Interesting riddle about heights

Question

Choose a person randomly on the street, $X$. Let $N$ denote the random variable representing the number of people that you select randomly from the street before you find someone who's taller than $X$. What is $E[N]$?

Answer 1

Surprisingly, the expected number is infinity.

Suppose that hights have a PDF $f_X$ and CDF $F_X$.

Given that the height of the first person is $x_0$, the probability of each other person (assuming iid) to be taller is $1-F_X(x_0)$. The number of people that should be measured before we find someone taller is geometric, so $E(N\vert X=x_0)=\tfrac{1}{1-F_X(x_0)}$.

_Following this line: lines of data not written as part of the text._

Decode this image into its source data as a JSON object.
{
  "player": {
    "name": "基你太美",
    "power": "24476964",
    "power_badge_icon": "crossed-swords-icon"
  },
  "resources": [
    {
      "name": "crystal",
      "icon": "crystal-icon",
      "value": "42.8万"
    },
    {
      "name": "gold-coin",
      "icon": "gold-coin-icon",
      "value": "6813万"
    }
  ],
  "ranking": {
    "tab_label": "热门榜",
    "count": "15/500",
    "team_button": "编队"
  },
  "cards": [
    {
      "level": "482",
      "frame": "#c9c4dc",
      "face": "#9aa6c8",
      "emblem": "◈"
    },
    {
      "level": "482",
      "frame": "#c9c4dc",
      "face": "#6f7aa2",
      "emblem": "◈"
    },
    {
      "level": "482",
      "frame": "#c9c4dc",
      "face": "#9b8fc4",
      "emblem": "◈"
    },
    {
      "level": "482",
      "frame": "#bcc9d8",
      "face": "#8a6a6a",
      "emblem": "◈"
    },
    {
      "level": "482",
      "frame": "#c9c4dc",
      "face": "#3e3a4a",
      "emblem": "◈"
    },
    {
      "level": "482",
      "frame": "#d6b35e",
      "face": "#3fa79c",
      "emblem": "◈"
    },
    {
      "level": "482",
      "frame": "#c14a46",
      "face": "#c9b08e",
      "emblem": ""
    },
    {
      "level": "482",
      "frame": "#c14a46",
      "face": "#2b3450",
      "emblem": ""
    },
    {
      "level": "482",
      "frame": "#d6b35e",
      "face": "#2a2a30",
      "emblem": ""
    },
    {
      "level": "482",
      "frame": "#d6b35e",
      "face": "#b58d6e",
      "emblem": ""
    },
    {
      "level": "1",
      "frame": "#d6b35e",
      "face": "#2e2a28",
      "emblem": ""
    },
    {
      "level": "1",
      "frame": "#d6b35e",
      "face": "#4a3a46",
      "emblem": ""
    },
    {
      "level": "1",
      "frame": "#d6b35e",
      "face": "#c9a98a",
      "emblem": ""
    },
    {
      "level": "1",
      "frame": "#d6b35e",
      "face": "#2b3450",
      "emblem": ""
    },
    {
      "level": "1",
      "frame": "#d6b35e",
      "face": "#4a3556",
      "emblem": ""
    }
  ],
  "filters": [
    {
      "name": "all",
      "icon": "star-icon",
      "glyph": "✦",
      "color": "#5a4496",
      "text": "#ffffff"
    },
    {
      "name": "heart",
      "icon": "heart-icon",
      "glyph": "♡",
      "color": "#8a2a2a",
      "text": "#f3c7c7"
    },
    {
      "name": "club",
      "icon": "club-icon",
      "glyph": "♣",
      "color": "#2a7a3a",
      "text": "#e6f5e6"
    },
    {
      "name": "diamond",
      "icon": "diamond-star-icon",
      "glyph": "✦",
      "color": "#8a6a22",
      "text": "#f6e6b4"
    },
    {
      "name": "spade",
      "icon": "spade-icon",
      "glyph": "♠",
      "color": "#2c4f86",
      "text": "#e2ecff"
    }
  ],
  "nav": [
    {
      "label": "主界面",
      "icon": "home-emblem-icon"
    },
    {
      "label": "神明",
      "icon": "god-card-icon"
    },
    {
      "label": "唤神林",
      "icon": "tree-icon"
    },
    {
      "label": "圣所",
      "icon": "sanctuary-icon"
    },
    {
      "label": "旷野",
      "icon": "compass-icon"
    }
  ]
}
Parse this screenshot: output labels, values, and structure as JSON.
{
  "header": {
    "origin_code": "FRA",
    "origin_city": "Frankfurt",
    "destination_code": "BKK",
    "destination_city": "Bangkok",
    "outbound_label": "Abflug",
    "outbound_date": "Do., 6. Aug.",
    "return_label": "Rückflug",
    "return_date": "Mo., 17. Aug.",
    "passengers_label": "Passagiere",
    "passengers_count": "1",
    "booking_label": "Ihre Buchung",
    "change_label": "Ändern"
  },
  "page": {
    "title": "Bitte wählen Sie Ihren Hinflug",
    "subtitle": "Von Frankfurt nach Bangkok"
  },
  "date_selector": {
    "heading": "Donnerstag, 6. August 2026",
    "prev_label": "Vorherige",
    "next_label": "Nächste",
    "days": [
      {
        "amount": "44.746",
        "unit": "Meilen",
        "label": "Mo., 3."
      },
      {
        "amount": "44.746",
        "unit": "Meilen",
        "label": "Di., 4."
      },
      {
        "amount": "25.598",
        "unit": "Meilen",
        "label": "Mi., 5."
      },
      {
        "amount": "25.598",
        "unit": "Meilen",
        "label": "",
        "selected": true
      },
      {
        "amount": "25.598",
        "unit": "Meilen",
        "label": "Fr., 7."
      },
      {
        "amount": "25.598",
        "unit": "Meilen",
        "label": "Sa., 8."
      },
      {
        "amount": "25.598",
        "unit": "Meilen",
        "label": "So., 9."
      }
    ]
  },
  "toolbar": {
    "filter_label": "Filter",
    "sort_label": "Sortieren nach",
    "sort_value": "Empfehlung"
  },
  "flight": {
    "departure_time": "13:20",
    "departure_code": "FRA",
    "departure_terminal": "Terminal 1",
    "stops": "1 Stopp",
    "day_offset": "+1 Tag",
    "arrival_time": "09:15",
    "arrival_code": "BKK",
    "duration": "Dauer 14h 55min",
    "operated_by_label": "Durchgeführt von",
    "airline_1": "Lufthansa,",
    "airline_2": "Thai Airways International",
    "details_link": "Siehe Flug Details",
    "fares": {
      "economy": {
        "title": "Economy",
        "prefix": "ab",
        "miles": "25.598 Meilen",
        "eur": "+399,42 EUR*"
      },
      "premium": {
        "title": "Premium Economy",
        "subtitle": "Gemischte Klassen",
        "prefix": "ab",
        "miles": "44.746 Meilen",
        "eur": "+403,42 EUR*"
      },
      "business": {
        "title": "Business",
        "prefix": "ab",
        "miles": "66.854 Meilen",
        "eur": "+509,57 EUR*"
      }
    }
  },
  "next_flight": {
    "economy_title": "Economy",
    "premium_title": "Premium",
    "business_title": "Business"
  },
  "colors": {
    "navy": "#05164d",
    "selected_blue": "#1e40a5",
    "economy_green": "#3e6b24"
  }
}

Using total expectation, we get $$E(N)=E(E(N\vert X))=\int\limits_{-\infty}^{\infty} \tfrac{f_x(x)dx}{1-F_X(x_0)}=-\ln (1-F_X(x))\vert_{-\infty}^{\infty}=\infty$$

A nice way to see it is to assume that $X$ has a uniform distribution over $(0,1)$. The calculation is similar to the above but with simple functions and the result is the same. This assumption is "allowed" as in the question there is no assumption regarding the distribution of $X$, so it is possible to deduce that this should not matter, and in this case - we can test a simple distribution to get intuition.